PM signals move on Ulster deal
David Cameron has signalled he is prepared to offer a further "small level" of financial flexibility for Northern Ireland in a bid to prevent the collapse of the power-sharing Executive, the Stormont First Minister has said.
Following talks in Downing Street, Peter Robinson suggested the sums on offer were still far short of the assistance the parties in Northern Ireland were looking for.
He said the Prime Minister made clear that any additional support depended on the parties resolving the impasse over the Government's welfare reforms which Sinn Fein are refusing to implement.
"The Prime Minister has indicated that he can be of some more help - but perhaps not significantly more help - on the financial problem," Mr Robinson told reporters.
"I do think that we need to have some realism injected into that debate. But whatever additional help he can be, we will only find out if we can resolve the issue of welfare reform.
"He gave an indication that there was some small level of flexibility but in the context of welfare reform being dealt with."
Mr Cameron returned to London last week empty handed after two days of talks with the Northern Ireland parties and Irish Prime Minister Enda Kenny failed to break the logjam over a series of disputes which are threatening to bring down the Stormont Executive and see the return of direct rule from Westminster.
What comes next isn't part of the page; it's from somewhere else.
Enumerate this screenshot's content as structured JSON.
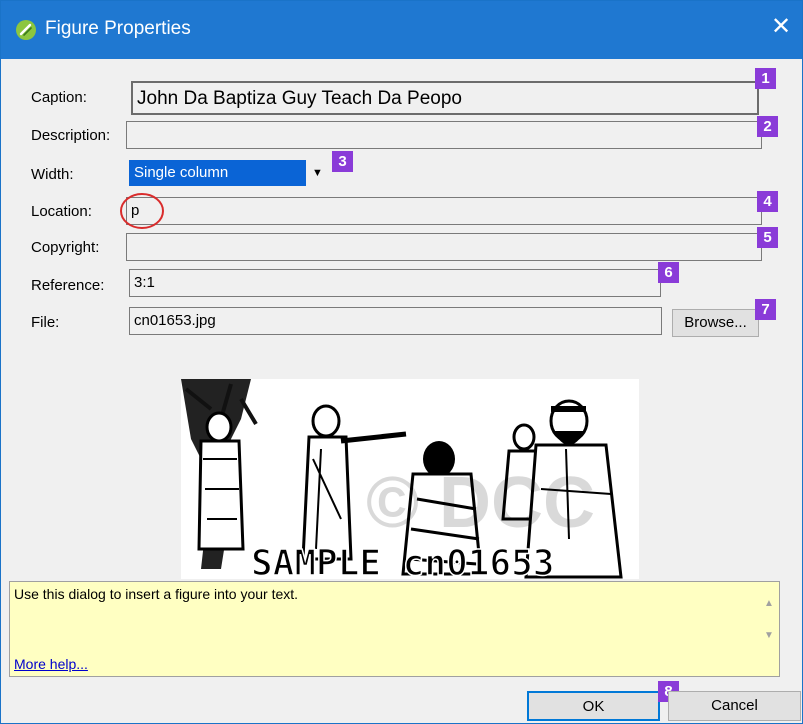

The parties were united in dismissing the Prime Minister's proposed financial deal, which he said would have released £1 billion in additional spending power over six years.
Mr Robinson, who spoke to Mr Cameron in the margins of a joint ministerial committee meeting - which brings together the leaders of UK Government and the devolved administrations - said that unless the parties could settle their differences by Christmas, the Executive would collapse.
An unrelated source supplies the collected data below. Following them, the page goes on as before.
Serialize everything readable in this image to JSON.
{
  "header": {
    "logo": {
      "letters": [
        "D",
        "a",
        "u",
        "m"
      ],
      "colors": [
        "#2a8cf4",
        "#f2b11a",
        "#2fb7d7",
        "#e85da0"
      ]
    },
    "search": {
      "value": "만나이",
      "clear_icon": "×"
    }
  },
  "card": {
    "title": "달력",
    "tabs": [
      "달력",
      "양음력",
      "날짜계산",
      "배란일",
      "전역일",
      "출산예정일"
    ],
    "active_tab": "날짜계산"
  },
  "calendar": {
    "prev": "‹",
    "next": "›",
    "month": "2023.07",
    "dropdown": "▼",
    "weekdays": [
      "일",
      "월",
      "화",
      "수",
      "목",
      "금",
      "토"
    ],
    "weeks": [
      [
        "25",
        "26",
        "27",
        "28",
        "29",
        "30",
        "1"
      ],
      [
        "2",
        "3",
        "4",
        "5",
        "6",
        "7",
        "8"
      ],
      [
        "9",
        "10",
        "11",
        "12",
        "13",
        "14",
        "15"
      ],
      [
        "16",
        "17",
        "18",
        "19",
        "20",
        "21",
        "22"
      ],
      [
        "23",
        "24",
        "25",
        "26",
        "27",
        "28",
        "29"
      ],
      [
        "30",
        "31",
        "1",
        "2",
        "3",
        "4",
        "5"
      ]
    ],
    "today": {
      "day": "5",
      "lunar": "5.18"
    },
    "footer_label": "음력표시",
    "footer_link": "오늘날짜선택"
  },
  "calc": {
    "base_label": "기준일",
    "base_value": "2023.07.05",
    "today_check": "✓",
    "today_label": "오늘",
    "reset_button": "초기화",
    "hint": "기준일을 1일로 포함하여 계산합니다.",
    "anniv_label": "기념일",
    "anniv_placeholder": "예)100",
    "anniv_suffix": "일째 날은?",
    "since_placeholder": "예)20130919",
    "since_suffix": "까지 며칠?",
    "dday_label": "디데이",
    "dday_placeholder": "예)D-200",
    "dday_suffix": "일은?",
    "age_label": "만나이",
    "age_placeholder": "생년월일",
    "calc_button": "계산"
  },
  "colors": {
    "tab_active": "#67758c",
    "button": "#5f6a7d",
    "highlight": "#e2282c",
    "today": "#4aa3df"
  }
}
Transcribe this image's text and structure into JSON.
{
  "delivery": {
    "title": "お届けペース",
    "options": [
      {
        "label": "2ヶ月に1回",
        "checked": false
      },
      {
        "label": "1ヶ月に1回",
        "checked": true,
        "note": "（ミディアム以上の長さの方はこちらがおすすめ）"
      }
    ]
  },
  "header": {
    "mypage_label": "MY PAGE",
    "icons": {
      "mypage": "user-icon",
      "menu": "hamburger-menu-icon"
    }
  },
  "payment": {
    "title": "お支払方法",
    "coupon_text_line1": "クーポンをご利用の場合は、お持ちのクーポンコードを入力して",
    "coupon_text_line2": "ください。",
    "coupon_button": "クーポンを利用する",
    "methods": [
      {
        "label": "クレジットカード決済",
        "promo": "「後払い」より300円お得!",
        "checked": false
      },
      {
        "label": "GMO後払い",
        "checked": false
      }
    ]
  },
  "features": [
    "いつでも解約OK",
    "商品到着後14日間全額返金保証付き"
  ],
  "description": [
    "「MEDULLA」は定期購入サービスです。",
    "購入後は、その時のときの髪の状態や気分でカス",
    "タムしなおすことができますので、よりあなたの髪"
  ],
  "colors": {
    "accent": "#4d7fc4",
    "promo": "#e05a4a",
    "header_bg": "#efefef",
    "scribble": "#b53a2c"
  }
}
"We have a very short window in order to get an agreement," he said.
"If welfare reform isn't resolved, we will have real difficulties in agreeing a budget. That has to be done in January. If a budget isn't agreed in January, then permanent secretaries step in under the legislation."
However Sinn Fein Deputy First Minister Martin McGuinness, who was also at the No 10 meeting, said Mr Cameron had to accept that Northern Ireland was a "unique" case and could not sustain the welfare cuts implemented in the rest of the UK.
"He needs to realise that a society emerging from the sort of conflict we have been through is totally different from what is happening in any other jurisdiction in these islands," he said.
"I hope that over the course of the coming days we will see a much more realistic contribution made by the British Government. We have made the case. I think people need to listen to the case that we have made."
Trade unionists in Northern Ireland blamed the Tories for "draconian" cuts.
Irish Congress of Trade Unions assistant general secretary Peter Bunting said: "The dam has burst after years of pressure from Westminster."
He said that, since 2010, £3.6 billion has been removed from the block grant paid from London to run public services in Northern Ireland.
"Years of whittling away at all public services have reached down to the bone. There is now nothing else to cut without doing permanent damage to our social fabric."